Adlarını soruyorum. Adlarının anlamını soruyorum. Bunu bilemeyecek yaştalar. Rüzgâr’a “senin adın sadece bir havanın esmesi değil, özgürlük anlamı da taşıyor” diyorum. Yüzü gülüyor. Melsa’ya “Melsa, güneşin doğduğu ülke demek. Yani güneş ülkesi” deyince şaşırıyor. Onlara ilk ezberlediğim şiirleri okuyorum. Kısa bir özgürlük masalı anlattıktan sonra fotoğraf çekiyorum. Hepsi “Abi, bir daha gelecek misin?” diye soruyor. Gözlerimin dolmasını engellemeye çalışıyorum. Onlara yalan söylemiyorum. “Ben gazeteciyim. Seçime kadar gelmem zor. Ama seçimden sonra geleceğim. Sizi mutlaka bulacağım” diyorum. Sutaşı Köyü’ne varıyorum. Yıkık bir ev. Duvarda bir aile tablosu. Evlilik fotoğrafları ve evin çocuklarının okulda özel olarak çektirdikleri fotoğraflar. Onların gözlerine dalıp kalmamak için hızla fotoğraflarını çekiyorum.
KÖY MEZARLIĞI
Devlet Su İşleri kanaletinin üzerine bir yazı yazılmış: “Yaşamadın sen”. Az ileride çadırlar var. Bir bahçe içinde insanlar kendi imkânlarıyla çadırlar kurmuş. Çadır isteyenler, ancak merkezi yerlerde yaşamayı kabul ederlerse çadır alabiliyormuş. Öbür türlü kendi imkânlarıyla çadır alıyorlar. “Neden gitmediniz?” diye soruyorum. “Biz çiftçiyiz. Nasıl gidelim?” diyorlar. Sutaşı Köy mezarlığına uğruyorum. Mezar taşlarında aynı soyadları var. Bazı taşların üzerine “deprem şehidi” yazılmış. Köylülerin yüzünde üzüntü ve dalgınlık. Bir jandarma ne iş yaptığımı soruyor. Cevap veriyorum. Başını sallayıp kolaylıklar diliyor.

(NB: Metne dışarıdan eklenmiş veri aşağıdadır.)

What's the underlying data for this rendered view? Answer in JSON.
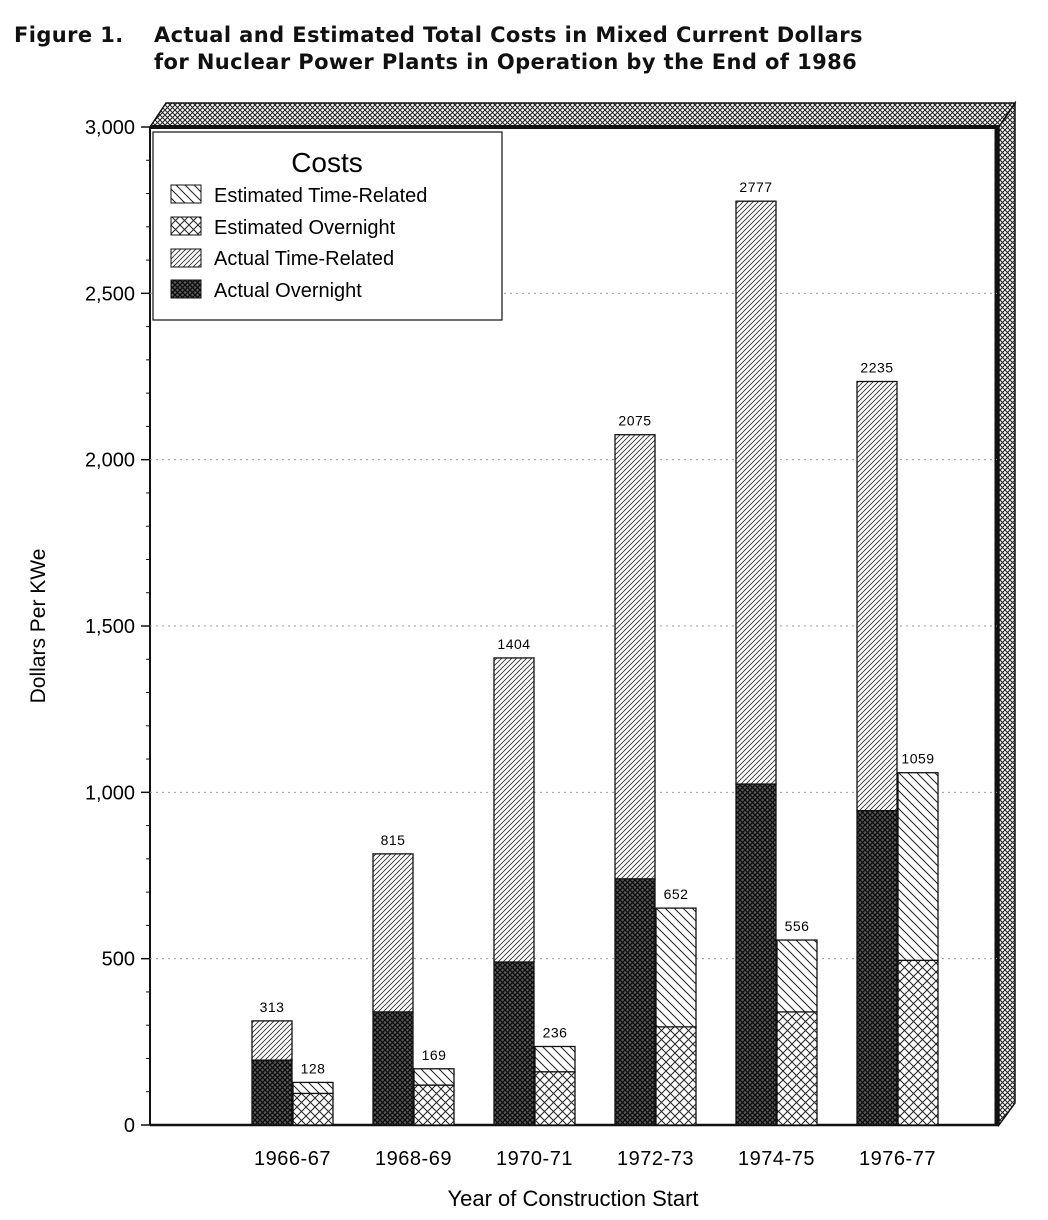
{
  "figure": {
    "label": "Figure 1.",
    "title_line1": "Actual and Estimated Total Costs in Mixed Current Dollars",
    "title_line2": "for Nuclear Power Plants in Operation by the End of 1986"
  },
  "chart_data": {
    "type": "bar",
    "stacked": true,
    "title": "Actual and Estimated Total Costs in Mixed Current Dollars for Nuclear Power Plants in Operation by the End of 1986",
    "xlabel": "Year of Construction Start",
    "ylabel": "Dollars Per KWe",
    "ylim": [
      0,
      3000
    ],
    "yticks": [
      0,
      500,
      1000,
      1500,
      2000,
      2500,
      3000
    ],
    "ytick_labels": [
      "0",
      "500",
      "1,000",
      "1,500",
      "2,000",
      "2,500",
      "3,000"
    ],
    "grid": true,
    "legend_title": "Costs",
    "legend_position": "top-left",
    "legend_entries": [
      "Estimated Time-Related",
      "Estimated Overnight",
      "Actual Time-Related",
      "Actual Overnight"
    ],
    "categories": [
      "1966-67",
      "1968-69",
      "1970-71",
      "1972-73",
      "1974-75",
      "1976-77"
    ],
    "series": [
      {
        "name": "Actual Overnight",
        "group": "actual",
        "values": [
          195,
          340,
          490,
          740,
          1025,
          945
        ]
      },
      {
        "name": "Actual Time-Related",
        "group": "actual",
        "values": [
          118,
          475,
          914,
          1335,
          1752,
          1290
        ]
      },
      {
        "name": "Estimated Overnight",
        "group": "estimated",
        "values": [
          95,
          120,
          160,
          295,
          340,
          495
        ]
      },
      {
        "name": "Estimated Time-Related",
        "group": "estimated",
        "values": [
          33,
          49,
          76,
          357,
          216,
          564
        ]
      }
    ],
    "actual_totals": [
      313,
      815,
      1404,
      2075,
      2777,
      2235
    ],
    "estimated_totals": [
      128,
      169,
      236,
      652,
      556,
      1059
    ]
  }
}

Samandağ’da bazı insanlar gelecekten kaygılı konuşuyor. “Evlerimizi devlet bize hangi şartlarda yapacak?” diye meraklı sorular soruyorlar. Bu konuda onları rahatlatacak bir cevap bekliyorlar.
Dönüş yolundayız. Harbiye yolunda yol kenarında çadırlar var. Kimisinin yanında arabalar var. Kemeri yıkılmış süslü bir kapı çarpıyor gözüme. Adının yarısı silinmiş de olsa “Mahir Düğün Salonu” olduğunu anlıyorum. Dibinde insanlar çadırların önünde oturuyor. Bir halay ezgisini içlerine sindirerek ne zaman dinleyebilecekler acaba?